Published On: Sat, Aug 17th, 2019

Ulster loyalists fear Northern Ireland ‘acceptable collateral damage’ amid no deal Brexit | UK | News

Dr John Kyle former interim leader of the Progressive Unionist Party (PUP), linked to loyalist paramilitary group the Ulster Volunteer Force, said loyalists fear the UK Cabinet are “risking Northern Ireland’s economy, peace and secured place within the United Kingdom as acceptable collateral damage in order to achieve Brexit”. He added: “Because what is clear over here in Northern Ireland is that Boris Johnson has little understanding and little interest in the resulting damage, he is absolutely focused on achieving a clean Brexit and any collateral damage is worth it. I don’t think they recognise the potential problems that could arise.”

Robin Swann of the Ulster Unionist Party (UUP) stressed the need to “get back to the negotiating table with the EU” as the adverse effects of a no-deal in Northern Ireland would be felt “not immediately after the 31st of October deadline, but six to twelve months down the line, when the costs to business start to become apparent and smuggling on the border gets out of hand”.

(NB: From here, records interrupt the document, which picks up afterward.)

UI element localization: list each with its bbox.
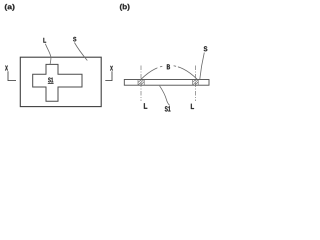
centerline right dash-dot (fig b) — [194, 66, 196, 102]
label L (fig b left) — [144, 103, 147, 108]
substrate outline S (rectangle, fig a) — [20, 57, 101, 106]
figure label (b) — [120, 4, 130, 11]
cross-shaped layer L (fig a) — [33, 64, 82, 101]
substrate bar S in section (fig b) — [124, 80, 209, 86]
arc dash left of B — [160, 65, 162, 68]
gap in arc for label B — [157, 60, 178, 73]
figure label (a) — [5, 4, 15, 11]
label S1 (fig a center) — [48, 78, 53, 83]
section label X left — [5, 66, 8, 71]
section label X right — [110, 66, 113, 71]
leader line from S to bar (fig b) — [200, 53, 205, 80]
leader line from L to cross (fig a) — [45, 44, 51, 64]
section bracket right (fig a) — [105, 71, 112, 80]
centerline left dash-dot (fig b) — [140, 66, 142, 102]
hatched layer section L left (fig b) — [138, 80, 144, 86]
label B (bow) — [167, 64, 170, 69]
arc dash right of B — [174, 65, 177, 68]
label S1 (fig b) — [165, 106, 171, 111]
label L (fig a top) — [43, 38, 46, 43]
leader line from S into rectangle (fig a) — [74, 43, 87, 61]
section bracket left (fig a) — [8, 71, 16, 80]
bow arc B (fig b) — [141, 65, 197, 79]
hatched layer section L right (fig b) — [193, 80, 199, 86]
label S (fig b) — [204, 46, 208, 51]
label L (fig b right) — [191, 104, 194, 109]
label S (fig a top) — [73, 37, 76, 42]
leader line from bar to S1 (fig b) — [160, 86, 170, 106]
underline of S1 (fig a center) — [48, 83, 54, 85]
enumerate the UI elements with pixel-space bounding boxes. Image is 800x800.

Ulster loyalists feel that if the chaotic economic and political consequences of a hard border and increased possibility of a border poll manifest, their communities will be affected the most.

One loyalist who moved to London after the ceasefire’s in 1994 said: “If a border poll goes the wrong way it could end up being the Troubles in reverse.”

With the potential of dissident republican violence from a hard border or loyalist violence due to the consequence of a border poll, Dr John Kyle believes these concerns have not been given sufficient significance in the government’s debates, discussions and plans to date.

He said: “I don’t think they recognise the potential problems that could arise.

READ MORE: Nigel Farage reveals ‘first watering down’ of Boris’ Brexit pledges

“It is now twenty-five years from the ceasefires and there is a loss of collective memory because a lot of people in the loyalist community who were caught up in the troubles have died.

“When people who knew how dark those days were have died, or are not active in their communities then there always is a danger that a younger generation could be goaded into violence.”

The potential for renewed loyalist violence is a concern echoed by Reverend Chris Hudson, who played a key role in mediating the UVF ceasefire in 1994.

With recent claims by Sinn Fein’s leader Mary Lou McDonald that Irish unity is the route back to the EU and calling for a border poll because of Brexit, tensions are rising.

Reverend Hudson claimed that one senior UVF member was “nervous because some young loyalists would like the troubles to start again”.

Reverend Hudson described how they could be influenced by, “middlemen who came into the paramilitary organisations ten to fifteen years ago, with no experience of the troubles, and would wish to exploit a chaotic situation to carve little empires for themselves”.

He said: “Some loyalists point out that if there was a vote in favour of a united Ireland why would they have to accept it, given that republicans never accepted a Northern Ireland and used a thirty-year violent campaign against its very existence.”

There is a feeling amongst the smaller loyalist parties that the DUP, which props up the present UK government, have a monopoly on the “spin” surrounding the backstop and are drowning out other voices.

Reverend Hudson maintains that the DUP should consider the backstop as it would “allow Northern Ireland to trade within the European Union and retain that large section of soft nationalism who are happy to stay with the way things are”.

He argues the DUP should “listen to other voices within Northern Ireland as staying in the EU and within the UK is preferential, and the Northern Ireland only backstop could deliver that, in an ambiguous way”.

But the DUP’s Brexit spokesperson Sammy Wilson’s no-deal determination could create the very conditions that he fears the most, “the consensus changing in favour of a united Ireland and a situation where Northern Ireland’s place within the union is less secure”.

Referring to a Northern Ireland only backstop PUP spokesperson Dr Kyle said: “The people are being told and warned that a border down the Irish Sea would cut Northern Ireland adrift.

“In fact it gives Northern Ireland an economic advantage and I don’t think it undermines its constitutional position, I think it strengthens it.

“It could create a unique position that addresses the fears of the nationalist population, such as the concerns that they will lose the Irish dimension, and holds intact the Good Friday Agreement, while keeping Northern Ireland firmly within the UK which means the principle of consent is likely to remain in favour of staying within the union.”

Although Dr Kyle stresses this view is not typical of the majority of loyalists as most would be “unnerved by the prospect of a border down the Irish Sea”.